Find all pair of integers $(a,b)$ so that $x^2-x-1 \mid ax^{17} + bx^{16} + 1$

Question

Find all pair of integers $(a,b)$ so that $x^2-x-1 \mid ax^{17} + bx^{16} + 1$.

This problem is from a book. In the book says that there is only one solution! That is $(a,b) = (987, -1597)$, i.e., $(F_{16}, -F_{17}), F_n = n-th\; Fibonacci\; number$.

But I did this way. As $x^2-x-1=0$ has roots $\phi$ and $1-\phi$. So they must be root of $ax^{17} + bx^{16} + 1$ also.
So we have $$a\phi ^ {17} + b\phi ^{16} + 1 = 0\; \text{and}\\a(1-\phi)^{17}+b(1-\phi)^{16} + 1 = 0.$$ Subtracting these two and dividing by $\sqrt{5}$ gives $$a \frac{\phi ^ {17}-(1-\phi)^{17}}{\sqrt{5}} + b \frac{\phi ^ {16}-(1-\phi)^{16}}{\sqrt{5}} = 0\\ \implies aF_{17} + bF_{16} = 0.$$
$F_{17}$ and $F_{16}$ are coprime integers so this has solutions $(a,b) = (kF_{16}, -kF_{17}), \forall k \in \mathbb{Z}$.
Where I am mistaken?

Source: 101 Problems in Algebra written by Titu Andrescu.
I'd also like to know other approaches to solve this problem.

Answer 1

Just use $x^2=x+1$ four times and solve the system.

Finely, $a=987$ and $b=-1597$.

Answer 2

Let $N=17$. Note that $\phi^n=F_n\phi+F_{n-1}$ for every $n$, by induction.
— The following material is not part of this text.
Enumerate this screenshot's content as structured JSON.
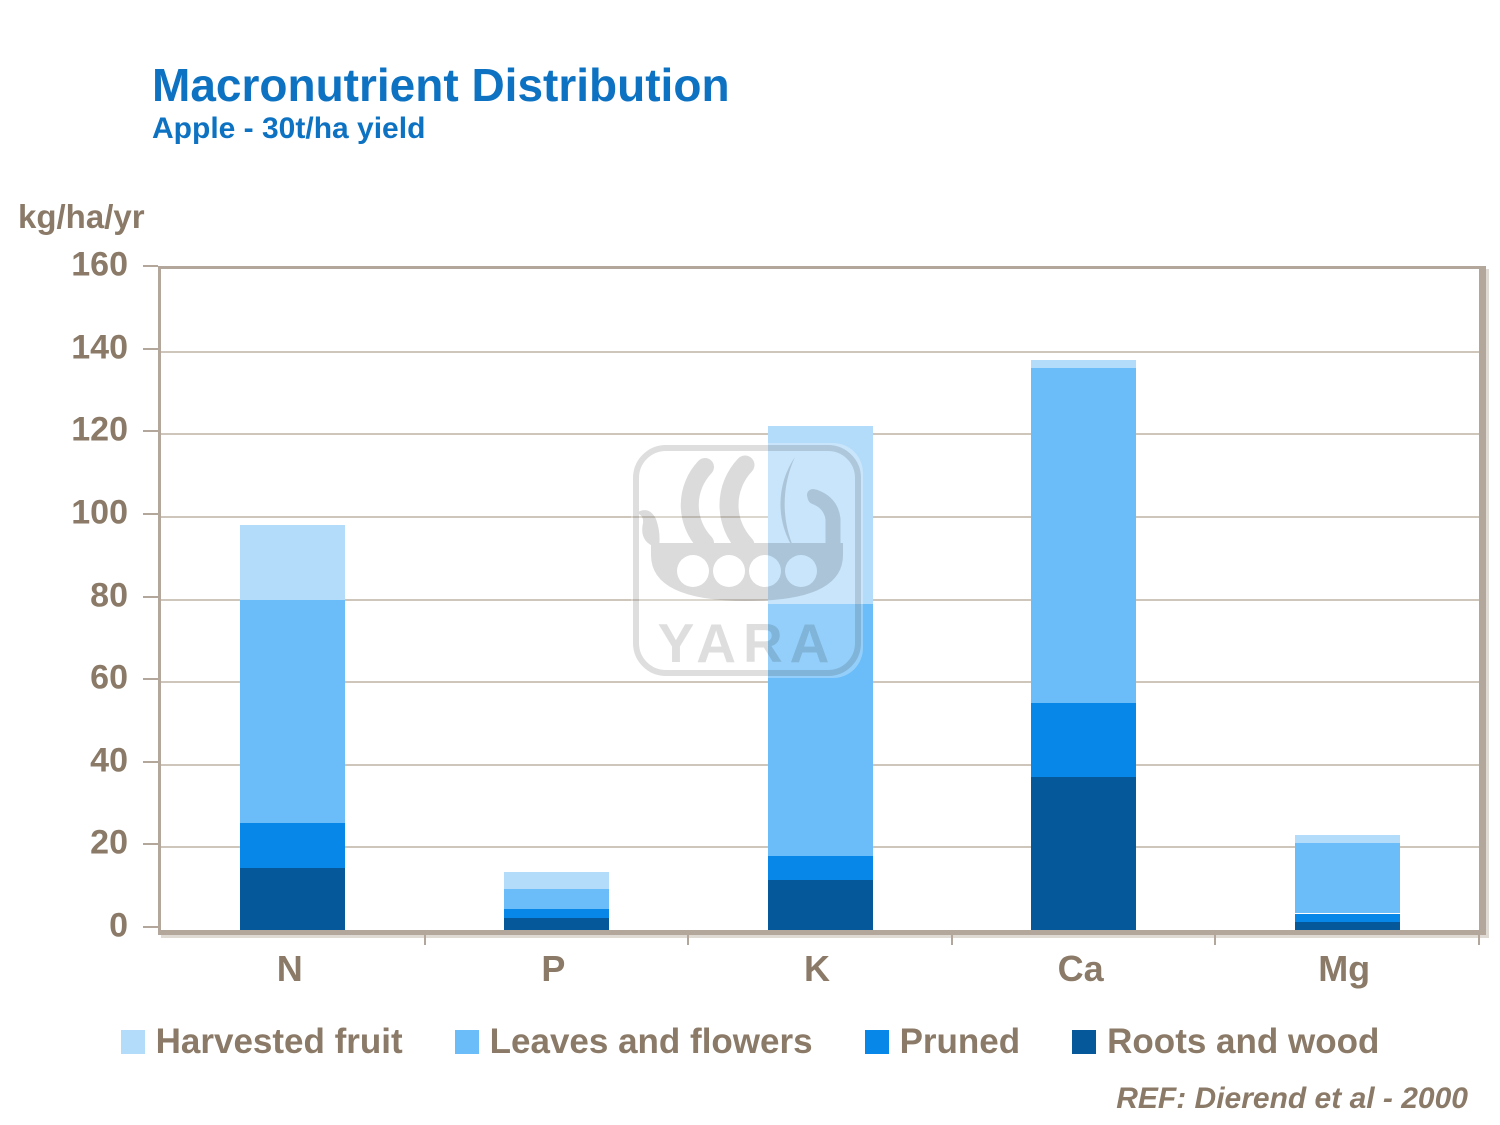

It follows that $a\phi^N+b\phi^{N-1}+1=(aF_{N}+bF_{N-1})\phi+(aF_{N-1}+bF_{N-2}+1)$. So you need $aF_{N}+bF_{N-1}=0$ and $aF_{N-1}+bF_{N-2}+1$. As you already noticed, the first equation gives $(a,b)=k(F_{N-1},-F_N)$ for some integer $k$. Reinjecting into the second equation, we obtain $kD_N=-1$ where $D_N=F_{N-1}^2-F_NF_{N-2}$.

Now, for every $n$ we have

$$ D_{n+1}=F_{n}^2-F_{n+1}F_{n-1}=F_n(F_{n-2}+F_{n-1})-(F_n+F_{n-1})F_{n-1}=-D_n $$

so that $D_n=(-1)^{n}$ by induction on $n$. It follows that $k=(-1)^{N+1}=1$.